To find additional doctors, ask your other doctors, friends and particularly people who have the same health condition. When you talk with other people with the same condition, a few names are likely to rise to the top of the list. If so, those are the doctors to interview. There are also web sites that help you locate doctors. Even if you don't use the sites to locate doctors, they generally provide information about doctors, including disciplinary information.

If you live in a very small community or a larger one without a good choice of cancer specialists from whom to choose, or a hospital of high standards and good support services, consider seeking diagnosis and treatment from an oncologist in a large regional hospital or in a nearby city. While the distance can make treatment more difficult, your life is at stake.
  • If you see more than one oncologist, such as a medical oncologist who is your primary oncologist, and a radiation oncologist for radiation treatments, they do not have to be part of the same practice or even associated with each other. While most doctors prefer to work with other doctors with whom they are closely associated, the key is to find the best doctor for you in each speciality - including your comfort factor. For example, Mary W. decided not to be treated by a radiologist partner of her medical oncologist because she did not think he took her personal needs sufficiently into account. Instead, she located a radiologist who let her play her own music and agreed to keep people from the control room where they could see her on a monitor. 
  • If you decide to go to a doctor who is not in your insurer's network, consider negotiating a discount. Studies show that 60% of patients who negotiate get charged less. You can learn reasonable prices for medical services at your insurer's web site or by calling the company. Steeper discounts are usually given for paying cash.

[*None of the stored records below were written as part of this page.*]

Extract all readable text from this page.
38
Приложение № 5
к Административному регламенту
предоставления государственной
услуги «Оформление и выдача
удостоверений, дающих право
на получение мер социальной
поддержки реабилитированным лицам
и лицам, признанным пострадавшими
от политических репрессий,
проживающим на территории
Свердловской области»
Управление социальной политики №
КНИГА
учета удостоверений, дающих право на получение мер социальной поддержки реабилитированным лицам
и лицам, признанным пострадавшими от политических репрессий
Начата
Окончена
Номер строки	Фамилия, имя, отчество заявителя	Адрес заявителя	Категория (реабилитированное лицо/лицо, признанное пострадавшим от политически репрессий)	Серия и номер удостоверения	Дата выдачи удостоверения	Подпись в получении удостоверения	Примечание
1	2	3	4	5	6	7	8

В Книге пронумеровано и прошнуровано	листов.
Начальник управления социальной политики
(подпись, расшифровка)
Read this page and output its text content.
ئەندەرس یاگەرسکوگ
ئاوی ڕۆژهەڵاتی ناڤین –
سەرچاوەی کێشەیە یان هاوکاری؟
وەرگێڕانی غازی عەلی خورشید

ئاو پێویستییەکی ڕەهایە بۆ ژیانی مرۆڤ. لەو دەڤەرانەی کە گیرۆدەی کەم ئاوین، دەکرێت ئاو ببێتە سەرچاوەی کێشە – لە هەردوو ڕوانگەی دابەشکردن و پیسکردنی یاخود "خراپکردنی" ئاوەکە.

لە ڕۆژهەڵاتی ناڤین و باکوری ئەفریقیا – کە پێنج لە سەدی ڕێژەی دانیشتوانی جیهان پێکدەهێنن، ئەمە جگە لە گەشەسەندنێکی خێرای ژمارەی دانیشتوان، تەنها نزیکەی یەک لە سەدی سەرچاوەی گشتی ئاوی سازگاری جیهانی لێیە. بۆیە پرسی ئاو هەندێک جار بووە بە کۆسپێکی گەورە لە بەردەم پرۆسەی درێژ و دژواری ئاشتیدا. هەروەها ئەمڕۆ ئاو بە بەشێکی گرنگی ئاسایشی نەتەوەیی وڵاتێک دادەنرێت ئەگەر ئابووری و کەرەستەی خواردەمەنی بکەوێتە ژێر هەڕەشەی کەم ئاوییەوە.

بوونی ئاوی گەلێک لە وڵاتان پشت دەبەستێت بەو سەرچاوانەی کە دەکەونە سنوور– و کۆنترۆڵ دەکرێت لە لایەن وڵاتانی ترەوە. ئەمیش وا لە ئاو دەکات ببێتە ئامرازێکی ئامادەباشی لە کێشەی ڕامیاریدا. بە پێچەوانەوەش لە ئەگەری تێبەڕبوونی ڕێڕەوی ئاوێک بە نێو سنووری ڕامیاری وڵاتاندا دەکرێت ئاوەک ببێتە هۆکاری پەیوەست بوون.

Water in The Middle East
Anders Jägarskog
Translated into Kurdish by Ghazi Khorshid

Step 4: Speak With The Doctor's Office To Gain Practical Information

When you speak with the office staff you'll be able to learn such things as whether the doctor takes new patients, takes your insurance, office hours and how long it takes to get an appointment. If there is a long time lag for initial visits, a doctor can help you get an appointment sooner than you could on your own.

Step 5: Meet With The Doctor

No matter how good a doctor seems on paper, you won't know your response to the doctor until the two of you meet, especially whether you trust him or her. The choice of oncologist is important. This is the doctor who will be the point person who will be responsible for determining your treatment, giving or overseeing the provision of the treatment and follow-up care, possibly for the rest of your life.